Let's take the differential of a function $f(x,y,z)$ :
$$df=\dfrac{\partial f}{\partial x}\text{d}x+\dfrac{\partial f}{\partial y}\text{d}y+\dfrac{\partial f}{\partial z}\text{d}z$$
$df$ Differential of the function $f$ is so an application from $\mathbb{R}^3$ to $\mathbb{R}$.
Now I would like to do the link between the expression of $df$ and its expression with basis vectors and dual basis vectors.

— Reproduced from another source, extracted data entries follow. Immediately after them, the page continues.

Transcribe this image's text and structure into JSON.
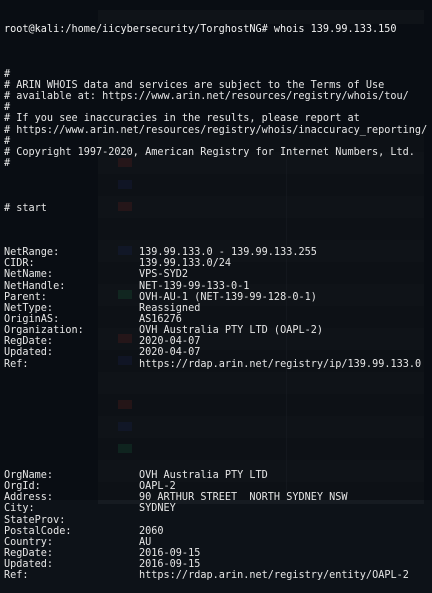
{
  "terminal": {
    "prompt": "root@kali:/home/iicybersecurity/TorghostNG# whois 139.99.133.150",
    "header_lines": [
      "",
      "#",
      "# ARIN WHOIS data and services are subject to the Terms of Use",
      "# available at: https://www.arin.net/resources/registry/whois/tou/",
      "#",
      "# If you see inaccuracies in the results, please report at",
      "# https://www.arin.net/resources/registry/whois/inaccuracy_reporting/",
      "#",
      "# Copyright 1997-2020, American Registry for Internet Numbers, Ltd.",
      "#",
      "",
      "",
      "",
      "# start",
      ""
    ],
    "net_fields": [
      {
        "key": "NetRange:",
        "value": "139.99.133.0 - 139.99.133.255"
      },
      {
        "key": "CIDR:",
        "value": "139.99.133.0/24"
      },
      {
        "key": "NetName:",
        "value": "VPS-SYD2"
      },
      {
        "key": "NetHandle:",
        "value": "NET-139-99-133-0-1"
      },
      {
        "key": "Parent:",
        "value": "OVH-AU-1 (NET-139-99-128-0-1)"
      },
      {
        "key": "NetType:",
        "value": "Reassigned"
      },
      {
        "key": "OriginAS:",
        "value": "AS16276"
      },
      {
        "key": "Organization:",
        "value": "OVH Australia PTY LTD (OAPL-2)"
      },
      {
        "key": "RegDate:",
        "value": "2020-04-07"
      },
      {
        "key": "Updated:",
        "value": "2020-04-07"
      },
      {
        "key": "Ref:",
        "value": "https://rdap.arin.net/registry/ip/139.99.133.0"
      }
    ],
    "gap_lines": [
      "",
      "",
      "",
      "",
      ""
    ],
    "org_fields": [
      {
        "key": "OrgName:",
        "value": "OVH Australia PTY LTD"
      },
      {
        "key": "OrgId:",
        "value": "OAPL-2"
      },
      {
        "key": "Address:",
        "value": "90 ARTHUR STREET  NORTH SYDNEY NSW"
      },
      {
        "key": "City:",
        "value": "SYDNEY"
      },
      {
        "key": "StateProv:",
        "value": ""
      },
      {
        "key": "PostalCode:",
        "value": "2060"
      },
      {
        "key": "Country:",
        "value": "AU"
      },
      {
        "key": "RegDate:",
        "value": "2016-09-15"
      },
      {
        "key": "Updated:",
        "value": "2016-09-15"
      },
      {
        "key": "Ref:",
        "value": "https://rdap.arin.net/registry/entity/OAPL-2"
      }
    ]
  },
  "colors": {
    "terminal_bg": "#080c10",
    "text": "#e6e6e6"
  }
}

How can I express $df$ with dual basis ? this may be :
$$df=a_1\vec{e^1}+a_2\vec{e^2}+a_3\vec{e^3}$$
with $a_i=\dfrac{\partial f}{\partial x^{i}}$ and $\vec{e^{i}}=\text{d}x^{i}$
??
How to do the link between $df$ and its expression in starting basis vectors, i.e $\{e_{i}=\dfrac{\partial}{\partial x^{i}}\}$ ?

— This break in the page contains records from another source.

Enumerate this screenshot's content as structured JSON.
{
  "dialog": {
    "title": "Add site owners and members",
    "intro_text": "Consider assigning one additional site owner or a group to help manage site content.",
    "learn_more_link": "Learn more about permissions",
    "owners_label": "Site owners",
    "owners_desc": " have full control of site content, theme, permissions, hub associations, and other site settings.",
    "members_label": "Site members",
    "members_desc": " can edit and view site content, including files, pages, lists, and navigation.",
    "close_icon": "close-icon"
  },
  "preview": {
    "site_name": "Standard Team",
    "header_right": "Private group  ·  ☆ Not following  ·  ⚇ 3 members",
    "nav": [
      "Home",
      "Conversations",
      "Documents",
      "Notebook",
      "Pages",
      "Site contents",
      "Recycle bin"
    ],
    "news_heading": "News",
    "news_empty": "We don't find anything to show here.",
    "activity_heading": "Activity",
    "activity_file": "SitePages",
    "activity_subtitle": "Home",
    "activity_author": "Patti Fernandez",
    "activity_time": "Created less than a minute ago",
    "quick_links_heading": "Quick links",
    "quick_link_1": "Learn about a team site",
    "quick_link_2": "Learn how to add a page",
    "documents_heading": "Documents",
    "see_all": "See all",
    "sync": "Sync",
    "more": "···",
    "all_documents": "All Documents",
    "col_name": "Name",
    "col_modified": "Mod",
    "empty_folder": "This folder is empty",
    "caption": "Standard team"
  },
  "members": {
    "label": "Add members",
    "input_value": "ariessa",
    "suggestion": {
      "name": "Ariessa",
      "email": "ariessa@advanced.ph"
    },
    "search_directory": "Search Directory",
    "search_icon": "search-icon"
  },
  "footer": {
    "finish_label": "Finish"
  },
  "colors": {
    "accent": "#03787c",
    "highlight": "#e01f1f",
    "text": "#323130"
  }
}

Surely, I made confusion supposing $df$ is a linear form and so not a classic vector.
Thanks for your help
What you want to do in fact is to use the Riesz lemma with the standard dot product for each linear functional $df(p)$, obtaining then a vector ${\rm grad}\,f(p)$ satisfying $$df(p)(v) = \langle {\rm grad}\,f(p),v\rangle,$$for all $v$. We have $$\begin{align} df &= \frac{\partial f}{\partial x}\,dx + \frac{\partial f}{\partial y}\,dy + \frac{\partial f}{\partial z}\, dz \\ {\rm grad}\,f &= \frac{\partial f}{\partial x}\,\frac{\partial }{\partial x} + \frac{\partial f}{\partial y}\,\frac{\partial }{\partial y} + \frac{\partial f}{\partial z}\, \frac{\partial }{\partial z}. \end{align}$$Bear in mind this duality, because $df$ is not a vector per se (you can call it a covector, if you want).